Lagerstroemia indica hybrid (Crape Myrtle): Tree or Shrub?

The Crape Myrtle naturally grows as a very large shrub, with lots of twiggy upright branches. However, most people grow this plant as a multi-trunked tree.

This show stopper can be easily pruned as it grows, so that it develops into three to five sturdy trunks. In time, the lower side shoots can be thinned out or pruned off up to around 6-7 feet in height. In about 10 years, you’ll have an interesting and very attractive tree.

The ultimate height of most varieties is around 12-15 feet tall.  I have found that in the northwest only the varieties named after native American tribes are reliably cold hardy and do not develop powdery mildew. For example, we use Zuni, Tuskegee, Tuscarora, Catawba, Seminole, Lipan, Tonto, Sioux and Natchez.

In our climate, the advantages of this amazing tree are:

  • In the late summer and early fall, it puts on massive blooming shows when there are few if any other blooms and color in the landscape. It is available in a myriad of blossom colors, such as white, pink to red, and lilac to purple.
  • In late October and early November, the leaves turn quickly into yellows, oranges and reds.

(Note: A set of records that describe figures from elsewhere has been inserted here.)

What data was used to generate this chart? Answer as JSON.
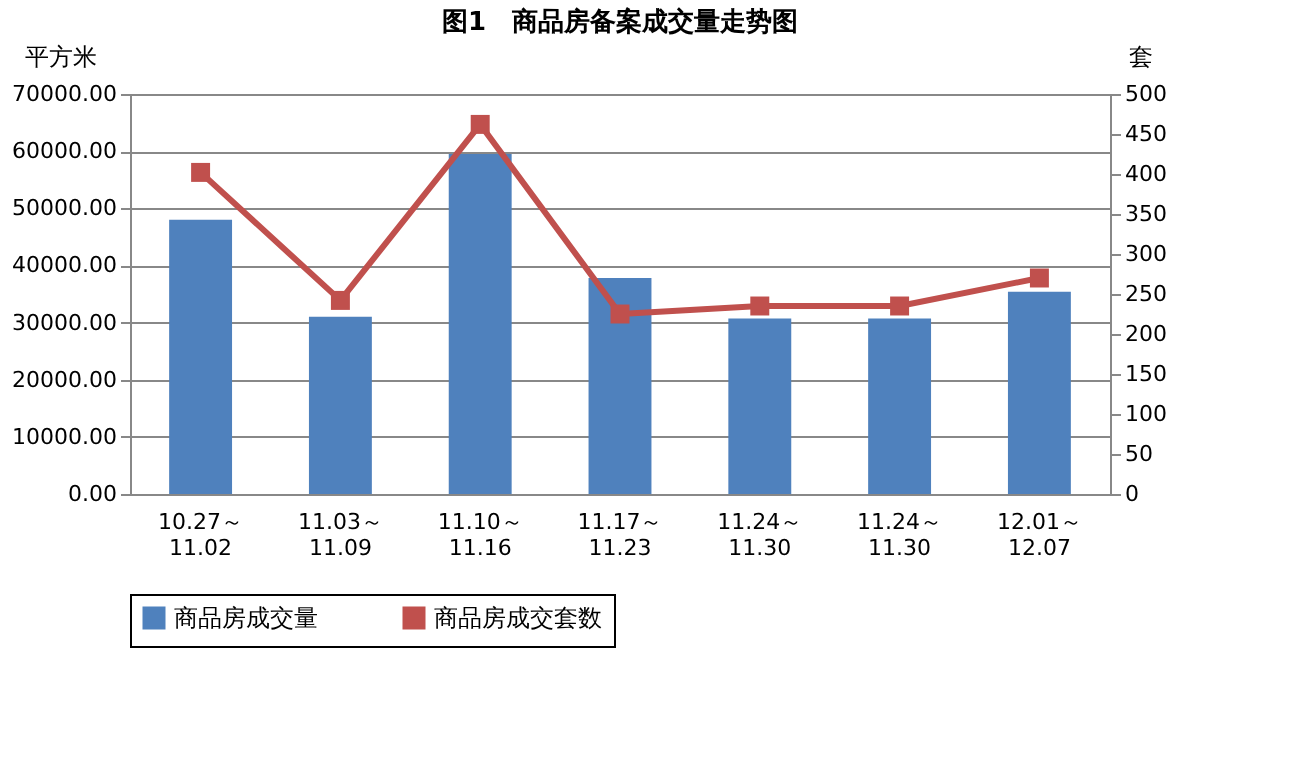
{
  "chart_data": {
    "type": "bar",
    "title": "图1　商品房备案成交量走势图",
    "categories": [
      "10.27～\n11.02",
      "11.03～\n11.09",
      "11.10～\n11.16",
      "11.17～\n11.23",
      "11.24～\n11.30",
      "11.24～\n11.30",
      "12.01～\n12.07"
    ],
    "ylabel": "平方米",
    "y2label": "套",
    "series": [
      {
        "name": "商品房成交量",
        "color": "#4f81bd",
        "values": [
          48000,
          31000,
          59500,
          37800,
          30700,
          30700,
          35400
        ]
      },
      {
        "name": "商品房成交套数",
        "type": "line",
        "axis": "y2",
        "color": "#c0504d",
        "marker": "square",
        "values": [
          402,
          242,
          462,
          225,
          235,
          235,
          270
        ]
      }
    ],
    "ylim": [
      0,
      70000
    ],
    "yticks": [
      {
        "value": 0,
        "label": "0.00"
      },
      {
        "value": 10000,
        "label": "10000.00"
      },
      {
        "value": 20000,
        "label": "20000.00"
      },
      {
        "value": 30000,
        "label": "30000.00"
      },
      {
        "value": 40000,
        "label": "40000.00"
      },
      {
        "value": 50000,
        "label": "50000.00"
      },
      {
        "value": 60000,
        "label": "60000.00"
      },
      {
        "value": 70000,
        "label": "70000.00"
      }
    ],
    "y2lim": [
      0,
      500
    ],
    "y2ticks": [
      0,
      50,
      100,
      150,
      200,
      250,
      300,
      350,
      400,
      450,
      500
    ],
    "grid": "y",
    "legend": "bottom"
  }
}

Bonus: those leaves are small and easily composted in the landscape.
  • In winter, the trunks develop shiny cream to tawny smooth colors with streaks and mottles. I would consider growing this tree just for the fall and winter trunk display.
  • In spring the new foliage buds out as a darker color than the summer green foliage, giving it a spring and summer display as well as the bloom, bark and fall leaf color.
  • It grows best and blooms only in hot reflective heat situations where many northwest plants such as rhododendrons, would burn. The center of a hot asphalt parking lot or the side of a south facing building are ideal locations for the Crape Myrtle.
  • Once it is past the first summer, when it should be watered well and deeply once a week, it does not need to be watered. It is very drought tolerant.
  • It does not need any fertilizer after being planted, other than a good three-inch diameter circle of bark mulch kept at about a two-inch depth.
  • When it is young, trimming off the 8-10-inch dead bloom spikes can help to show off the tree bloom better. As it gets older it can be just left alone.

This is not a native tree; however, it fits beautifully in our human landscape ecosystem, where it can fill in locations that no native tree or shrub would be happy.